In teleconferencing and communication systems, the use of Loudspeaker Enclosure Microphone device leads to undesired echoes. To reduce these echoes, an acoustic echo canceller is used. In this paper, we propose a Variable Tap-length Non-Parametric Variable Step-Size NLMS (VT-NPVSS-NLMS) algorithm based on adaptive filtering for acoustic echo cancellation. The step-size is adjusted without the need for tuning too many parameters, using only the square of the average autocorrelation of a priori and a posteriori estimates of error. Moreover, the tap-length is varied to facilitate a high convergence speed and a small bias in tap-length from the optimum length. Hence, such a combination of the variable step-size algorithm with a variable tap-length provides faster convergence and reduced steady-state mean square error. The performance of the proposed algorithm is evaluated in terms of steady-state and transient mean square error. The advantages of the proposed algorithm, as compared to other adaptive algorithms, are presented using simulation results. From the results, we infer that for the VT-NPVSS-NLMS, the convergence speed is increased and the steady-state mean square error is reduced when compared with the conventional NLMS and the variable-step-size NLMS algorithm with a fixed tap-length. (C) 2019 Elsevier Ltd. All rights reserved.

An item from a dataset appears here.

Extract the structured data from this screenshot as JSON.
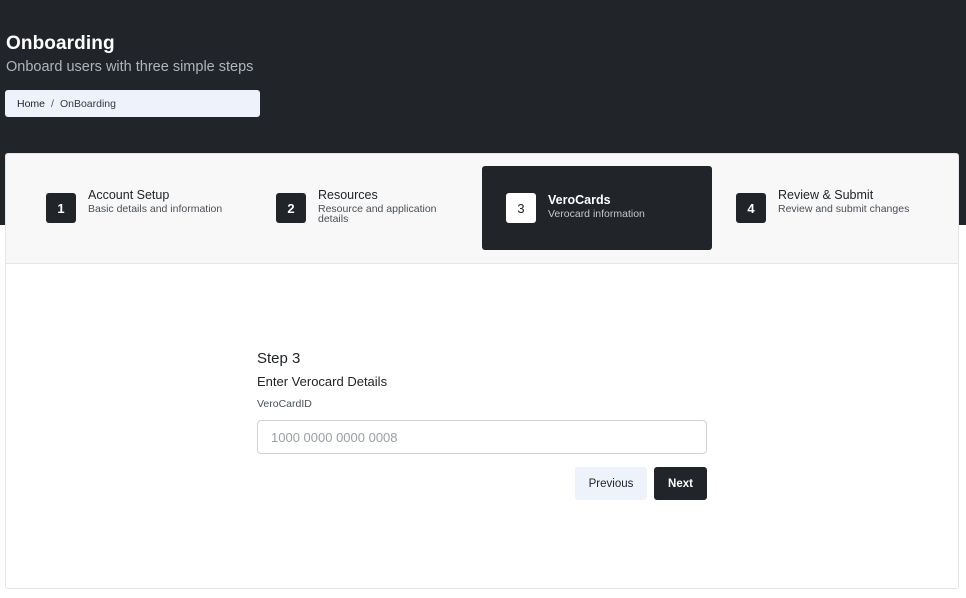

机译:在电话会议和通信系统中,使用扬声器外壳麦克风装置导致不需要的回波。为了减少这些回波,使用声学回声消除器。在本文中,我们提出了一种基于自适应滤波的可变抽头长度非参数可变步长NLMS(VT-NPVSS-NLMS)算法进行声学回声消除。在不需要调整太多参数的情况下调整阶梯大小,仅使用先验的平均自相关的平均值和错误的误差估计值。此外,可以改变分接速度以促进高收敛速度和从最佳长度的轻敲长度的小偏置。因此,具有可变抽头长度的可变步长算法的这种组合提供了更快的收敛性和降低的稳态均方误差。在稳态和瞬态均方误差方面评估所提出的算法的性能。与其他自适应算法相比,所提出的算法的优点是使用仿真结果呈现。从结果中,我们推断出于VT-NPVSS-NLMS,随着传统NLMS和具有固定挖掘的可变步长NLMS算法的比较时,会收敛速度增加并且稳态均方误差减小 - 长度。 (c)2019 Elsevier Ltd.保留所有权利。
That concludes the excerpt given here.